Ein Gruftie in Amerika

Ich weiß, warum ich nicht mehr oft ins Kino gehe. Skyfall mit Bond oder Cloud Atlas der Brüder Wachowsky mit Tom Tykwer stehen zur Wahl: Action ohne Pause und konfuses Herumgemache über viele Stunden. Kurt Tykwer, der Vater des Regisseurs, veranstaltet im Landsberger Stadttheater das Filmforum mit dem Motto „Die besten Filme aller Zeiten“. Einen Film von 2011 mit Sean Penn habe ich da gesehen; na ja, der Eintritt war günstig, 6 Euro nur.

 

Die besten Filme aller Zeiten: Das sagt alles. Alle nehmen den Mund so voll. Niemand ist mehr mit dem reinen Handwerk zufrieden. Cheyenne (Sean Penn), der sich naiv gebende Ex-Rockmusiker im Film This Must Be The Place (mein in Landsberg gesehener Film), sagt: »Man meint, dass niemand mehr arbeitet, sondern alle nur etwas Künstlerisches machen.« Gut. Wenn sie das täten und damit zufrieden wären, wären wir auch zufrieden. Aber alle wollen uns immerzu zeigen, wie toll sie sind, wie genial ihre Werke und wie sensationell sie selber. Alles soll kultig und trendig wirken und  ganz besonders sein. Aber dann ist es doch nur eine dünne Idee, die aufgeblasen wurde. 

So war auch dieser Film von Paolo Sorrentino. Meine 30 Mitzuschauer werden ihn wohl als schräg und absurd, vielleicht gar als köstlich empfunden haben: ach, was für Bildeinfälle, wie verrückt. Aber wer die wirklich besten Filme aller Zeiten kennt, die eigenen, die natürlich objektiv die besten sind, musste das Epigonale dieses Zwei-Stunden-Werks schmerzhaft empfinden. Das Absurde wurde zelebriert und einem recht aufdringlich serviert.  

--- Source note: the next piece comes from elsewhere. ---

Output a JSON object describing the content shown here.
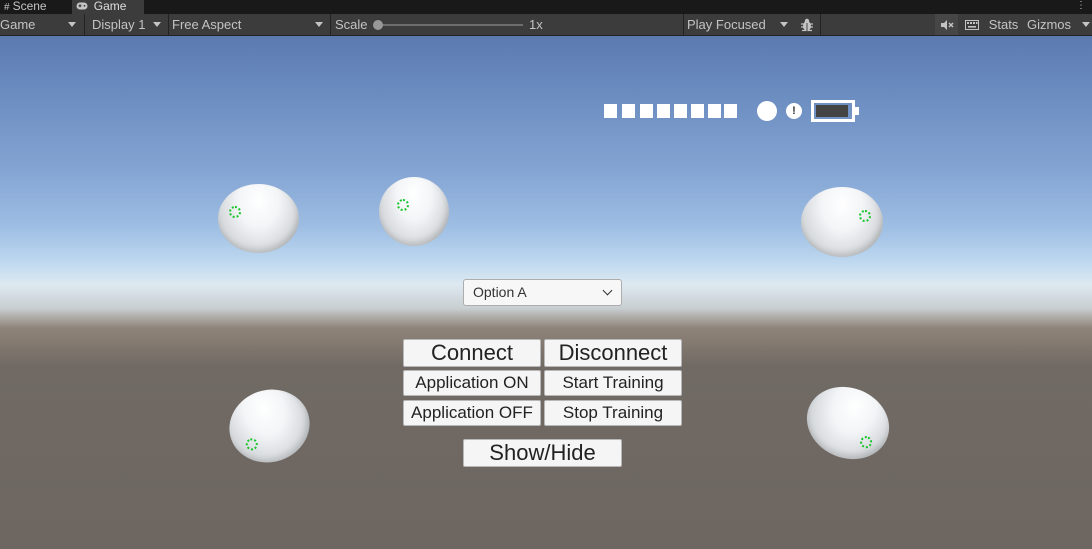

Wie Sean Penn sich als tuntiger, jammernder Rockstar in Rente mit schwarzer Mähne und schwarzer Kleidung – die Karikatur eines Grufties – durch die Gegend schleppt und träge Sätze absondert, als stünde er unter Drogen, das konnte einem gewaltig auf die Nerven gehen. Er lebt mit seiner Frau in einer ziemlich leeren Villa, und das dreht sich so im Kreis, bis Cheyennes Vater stirbt und er nach New York reisen muss. Dann wird es ein Road Movie, weil er einen Auschwitz-Aufseher sucht, der seinen Vater gequält hat. Den findet er, und am Ende darf der Ex-Aufseher lange Sätze sagen, die bedeutsam klingen, jedoch sinnlos sind.  

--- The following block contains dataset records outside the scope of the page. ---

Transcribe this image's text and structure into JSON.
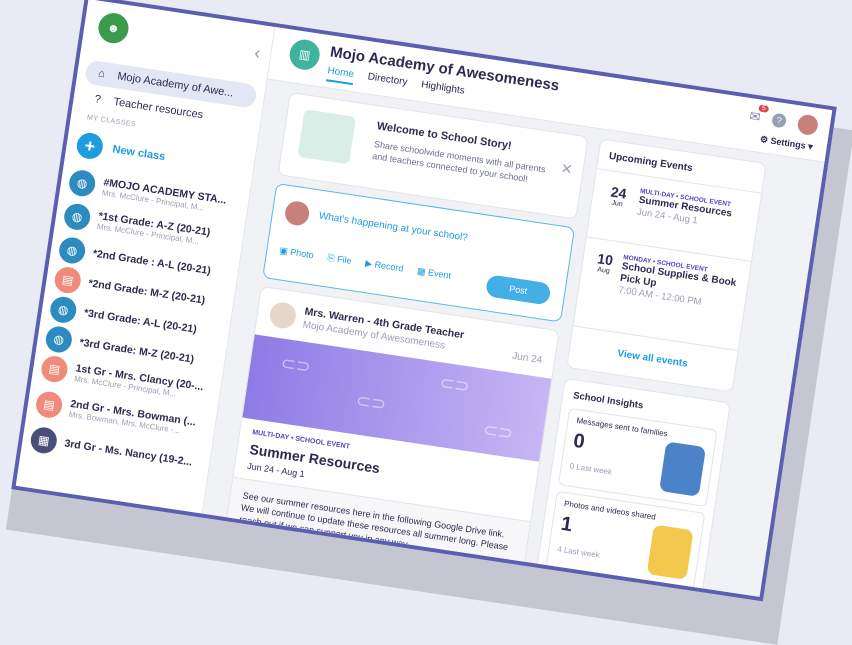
{
  "sidebar": {
    "school_item": "Mojo Academy of Awe...",
    "teacher_resources": "Teacher resources",
    "section_label": "MY CLASSES",
    "new_class": "New class",
    "classes": [
      {
        "name": "#MOJO ACADEMY STA...",
        "sub": "Mrs. McClure - Principal, M..."
      },
      {
        "name": "*1st Grade: A-Z (20-21)",
        "sub": "Mrs. McClure - Principal, M..."
      },
      {
        "name": "*2nd Grade : A-L (20-21)",
        "sub": ""
      },
      {
        "name": "*2nd Grade: M-Z (20-21)",
        "sub": ""
      },
      {
        "name": "*3rd Grade: A-L (20-21)",
        "sub": ""
      },
      {
        "name": "*3rd Grade: M-Z (20-21)",
        "sub": ""
      },
      {
        "name": "1st Gr - Mrs. Clancy (20-...",
        "sub": "Mrs. McClure - Principal, M..."
      },
      {
        "name": "2nd Gr - Mrs. Bowman (...",
        "sub": "Mrs. Bowman, Mrs. McClure -..."
      },
      {
        "name": "3rd Gr - Ms. Nancy (19-2...",
        "sub": ""
      }
    ]
  },
  "header": {
    "school_name": "Mojo Academy of Awesomeness",
    "tabs": [
      "Home",
      "Directory",
      "Highlights"
    ],
    "notif_count": "5",
    "settings": "Settings"
  },
  "welcome": {
    "title": "Welcome to School Story!",
    "subtitle": "Share schoolwide moments with all parents and teachers connected to your school!"
  },
  "composer": {
    "placeholder": "What's happening at your school?",
    "actions": [
      "Photo",
      "File",
      "Record",
      "Event"
    ],
    "post": "Post"
  },
  "post": {
    "author": "Mrs. Warren - 4th Grade Teacher",
    "school": "Mojo Academy of Awesomeness",
    "date": "Jun 24",
    "type": "MULTI-DAY • SCHOOL EVENT",
    "title": "Summer Resources",
    "dates": "Jun 24 - Aug 1",
    "body": "See our summer resources here in the following Google Drive link. We will continue to update these resources all summer long. Please reach out if we can support you in any way."
  },
  "events": {
    "title": "Upcoming Events",
    "items": [
      {
        "day": "24",
        "month": "Jun",
        "type": "MULTI-DAY • SCHOOL EVENT",
        "name": "Summer Resources",
        "time": "Jun 24 - Aug 1"
      },
      {
        "day": "10",
        "month": "Aug",
        "type": "MONDAY • SCHOOL EVENT",
        "name": "School Supplies & Book Pick Up",
        "time": "7:00 AM - 12:00 PM"
      }
    ],
    "view_all": "View all events"
  },
  "insights": {
    "title": "School Insights",
    "metrics": [
      {
        "label": "Messages sent to families",
        "value": "0",
        "sub": "0 Last week"
      },
      {
        "label": "Photos and videos shared",
        "value": "1",
        "sub": "4 Last week"
      }
    ]
  }
}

Der ganze Film sollte wichtig und gleichzeitig grotesk wirken, aber mir kam er planlos und willkürlich vor. Gut sind nur die Auftritte von David Byrne (Ex Talking Heads), dem die vergangenen 25 Jahre nichts anhaben konnten, und von Harry Dean Stanton, der nun uralt ist, aber noch sehr expressiv. Gute Landschaftsaufnahmen, hübsche Bildeinfälle, gewiss, wenngleich etwas effekthascherisch; aber es ist irgendwie alles pseudo, ein überambitionierter Bilderbogen. Und am Ende steht plötzlich Sean Penn da als »Normalo«. Er braucht kein Gruftie mehr zu sein, weil er begriffen hat, dass ihn sein Vater geliebt hat. So einfach ist das. So zieht der Regisseur am Ende seiner Figur die Hosen herunter und seinem Film auch.  

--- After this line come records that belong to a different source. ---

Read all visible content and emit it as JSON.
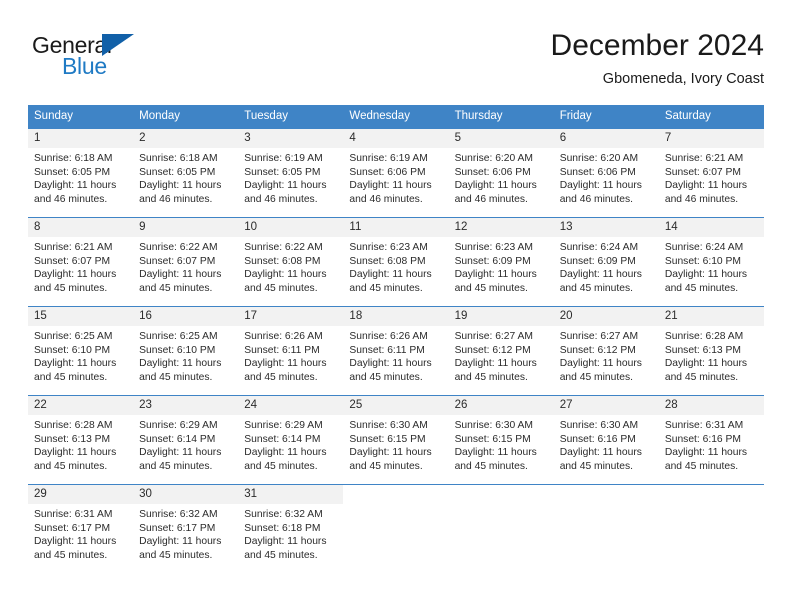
{
  "brand": {
    "name_part1": "General",
    "name_part2": "Blue",
    "triangle_color": "#1160a8",
    "blue_color": "#1f7ac4"
  },
  "header": {
    "title": "December 2024",
    "location": "Gbomeneda, Ivory Coast"
  },
  "theme": {
    "header_bg": "#3f84c6",
    "day_number_bg": "#f2f2f2",
    "text_color": "#2b2b2b"
  },
  "weekdays": [
    "Sunday",
    "Monday",
    "Tuesday",
    "Wednesday",
    "Thursday",
    "Friday",
    "Saturday"
  ],
  "weeks": [
    [
      {
        "day": "1",
        "sunrise": "Sunrise: 6:18 AM",
        "sunset": "Sunset: 6:05 PM",
        "daylight_line1": "Daylight: 11 hours",
        "daylight_line2": "and 46 minutes."
      },
      {
        "day": "2",
        "sunrise": "Sunrise: 6:18 AM",
        "sunset": "Sunset: 6:05 PM",
        "daylight_line1": "Daylight: 11 hours",
        "daylight_line2": "and 46 minutes."
      },
      {
        "day": "3",
        "sunrise": "Sunrise: 6:19 AM",
        "sunset": "Sunset: 6:05 PM",
        "daylight_line1": "Daylight: 11 hours",
        "daylight_line2": "and 46 minutes."
      },
      {
        "day": "4",
        "sunrise": "Sunrise: 6:19 AM",
        "sunset": "Sunset: 6:06 PM",
        "daylight_line1": "Daylight: 11 hours",
        "daylight_line2": "and 46 minutes."
      },
      {
        "day": "5",
        "sunrise": "Sunrise: 6:20 AM",
        "sunset": "Sunset: 6:06 PM",
        "daylight_line1": "Daylight: 11 hours",
        "daylight_line2": "and 46 minutes."
      },
      {
        "day": "6",
        "sunrise": "Sunrise: 6:20 AM",
        "sunset": "Sunset: 6:06 PM",
        "daylight_line1": "Daylight: 11 hours",
        "daylight_line2": "and 46 minutes."
      },
      {
        "day": "7",
        "sunrise": "Sunrise: 6:21 AM",
        "sunset": "Sunset: 6:07 PM",
        "daylight_line1": "Daylight: 11 hours",
        "daylight_line2": "and 46 minutes."
      }
    ],
    [
      {
        "day": "8",
        "sunrise": "Sunrise: 6:21 AM",
        "sunset": "Sunset: 6:07 PM",
        "daylight_line1": "Daylight: 11 hours",
        "daylight_line2": "and 45 minutes."
      },
      {
        "day": "9",
        "sunrise": "Sunrise: 6:22 AM",
        "sunset": "Sunset: 6:07 PM",
        "daylight_line1": "Daylight: 11 hours",
        "daylight_line2": "and 45 minutes."
      },
      {
        "day": "10",
        "sunrise": "Sunrise: 6:22 AM",
        "sunset": "Sunset: 6:08 PM",
        "daylight_line1": "Daylight: 11 hours",
        "daylight_line2": "and 45 minutes."
      },
      {
        "day": "11",
        "sunrise": "Sunrise: 6:23 AM",
        "sunset": "Sunset: 6:08 PM",
        "daylight_line1": "Daylight: 11 hours",
        "daylight_line2": "and 45 minutes."
      },
      {
        "day": "12",
        "sunrise": "Sunrise: 6:23 AM",
        "sunset": "Sunset: 6:09 PM",
        "daylight_line1": "Daylight: 11 hours",
        "daylight_line2": "and 45 minutes."
      },
      {
        "day": "13",
        "sunrise": "Sunrise: 6:24 AM",
        "sunset": "Sunset: 6:09 PM",
        "daylight_line1": "Daylight: 11 hours",
        "daylight_line2": "and 45 minutes."
      },
      {
        "day": "14",
        "sunrise": "Sunrise: 6:24 AM",
        "sunset": "Sunset: 6:10 PM",
        "daylight_line1": "Daylight: 11 hours",
        "daylight_line2": "and 45 minutes."
      }
    ],
    [
      {
        "day": "15",
        "sunrise": "Sunrise: 6:25 AM",
        "sunset": "Sunset: 6:10 PM",
        "daylight_line1": "Daylight: 11 hours",
        "daylight_line2": "and 45 minutes."
      },
      {
        "day": "16",
        "sunrise": "Sunrise: 6:25 AM",
        "sunset": "Sunset: 6:10 PM",
        "daylight_line1": "Daylight: 11 hours",
        "daylight_line2": "and 45 minutes."
      },
      {
        "day": "17",
        "sunrise": "Sunrise: 6:26 AM",
        "sunset": "Sunset: 6:11 PM",
        "daylight_line1": "Daylight: 11 hours",
        "daylight_line2": "and 45 minutes."
      },
      {
        "day": "18",
        "sunrise": "Sunrise: 6:26 AM",
        "sunset": "Sunset: 6:11 PM",
        "daylight_line1": "Daylight: 11 hours",
        "daylight_line2": "and 45 minutes."
      },
      {
        "day": "19",
        "sunrise": "Sunrise: 6:27 AM",
        "sunset": "Sunset: 6:12 PM",
        "daylight_line1": "Daylight: 11 hours",
        "daylight_line2": "and 45 minutes."
      },
      {
        "day": "20",
        "sunrise": "Sunrise: 6:27 AM",
        "sunset": "Sunset: 6:12 PM",
        "daylight_line1": "Daylight: 11 hours",
        "daylight_line2": "and 45 minutes."
      },
      {
        "day": "21",
        "sunrise": "Sunrise: 6:28 AM",
        "sunset": "Sunset: 6:13 PM",
        "daylight_line1": "Daylight: 11 hours",
        "daylight_line2": "and 45 minutes."
      }
    ],
    [
      {
        "day": "22",
        "sunrise": "Sunrise: 6:28 AM",
        "sunset": "Sunset: 6:13 PM",
        "daylight_line1": "Daylight: 11 hours",
        "daylight_line2": "and 45 minutes."
      },
      {
        "day": "23",
        "sunrise": "Sunrise: 6:29 AM",
        "sunset": "Sunset: 6:14 PM",
        "daylight_line1": "Daylight: 11 hours",
        "daylight_line2": "and 45 minutes."
      },
      {
        "day": "24",
        "sunrise": "Sunrise: 6:29 AM",
        "sunset": "Sunset: 6:14 PM",
        "daylight_line1": "Daylight: 11 hours",
        "daylight_line2": "and 45 minutes."
      },
      {
        "day": "25",
        "sunrise": "Sunrise: 6:30 AM",
        "sunset": "Sunset: 6:15 PM",
        "daylight_line1": "Daylight: 11 hours",
        "daylight_line2": "and 45 minutes."
      },
      {
        "day": "26",
        "sunrise": "Sunrise: 6:30 AM",
        "sunset": "Sunset: 6:15 PM",
        "daylight_line1": "Daylight: 11 hours",
        "daylight_line2": "and 45 minutes."
      },
      {
        "day": "27",
        "sunrise": "Sunrise: 6:30 AM",
        "sunset": "Sunset: 6:16 PM",
        "daylight_line1": "Daylight: 11 hours",
        "daylight_line2": "and 45 minutes."
      },
      {
        "day": "28",
        "sunrise": "Sunrise: 6:31 AM",
        "sunset": "Sunset: 6:16 PM",
        "daylight_line1": "Daylight: 11 hours",
        "daylight_line2": "and 45 minutes."
      }
    ],
    [
      {
        "day": "29",
        "sunrise": "Sunrise: 6:31 AM",
        "sunset": "Sunset: 6:17 PM",
        "daylight_line1": "Daylight: 11 hours",
        "daylight_line2": "and 45 minutes."
      },
      {
        "day": "30",
        "sunrise": "Sunrise: 6:32 AM",
        "sunset": "Sunset: 6:17 PM",
        "daylight_line1": "Daylight: 11 hours",
        "daylight_line2": "and 45 minutes."
      },
      {
        "day": "31",
        "sunrise": "Sunrise: 6:32 AM",
        "sunset": "Sunset: 6:18 PM",
        "daylight_line1": "Daylight: 11 hours",
        "daylight_line2": "and 45 minutes."
      },
      {
        "day": "",
        "sunrise": "",
        "sunset": "",
        "daylight_line1": "",
        "daylight_line2": ""
      },
      {
        "day": "",
        "sunrise": "",
        "sunset": "",
        "daylight_line1": "",
        "daylight_line2": ""
      },
      {
        "day": "",
        "sunrise": "",
        "sunset": "",
        "daylight_line1": "",
        "daylight_line2": ""
      },
      {
        "day": "",
        "sunrise": "",
        "sunset": "",
        "daylight_line1": "",
        "daylight_line2": ""
      }
    ]
  ]
}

Es muss etwas passieren, also reiht man eben eine Episode an die nächste und denkt, dass alles schon irgendwie aufgehen wird, und so sind natürlich auch hunderte Bücher geschrieben: der vierte Fall von Kommissar X und der sechste Fall für Kommissarin Y. Das ist natürlich nur meine Meinung, beweisen lässt sich da nichts. Man muss die wirklich tollen Werke kennen, um die anderen einstufen zu können.

Ich denke manchmal an die Aussage eines Jazzmusikers aus New Orleans (in einer Ausstellung in St. Gallen), der schon vor vielen Jahren meinte, früher hätten die Zuhörer guten und echten Jazz verstanden, heute aber nicht mehr.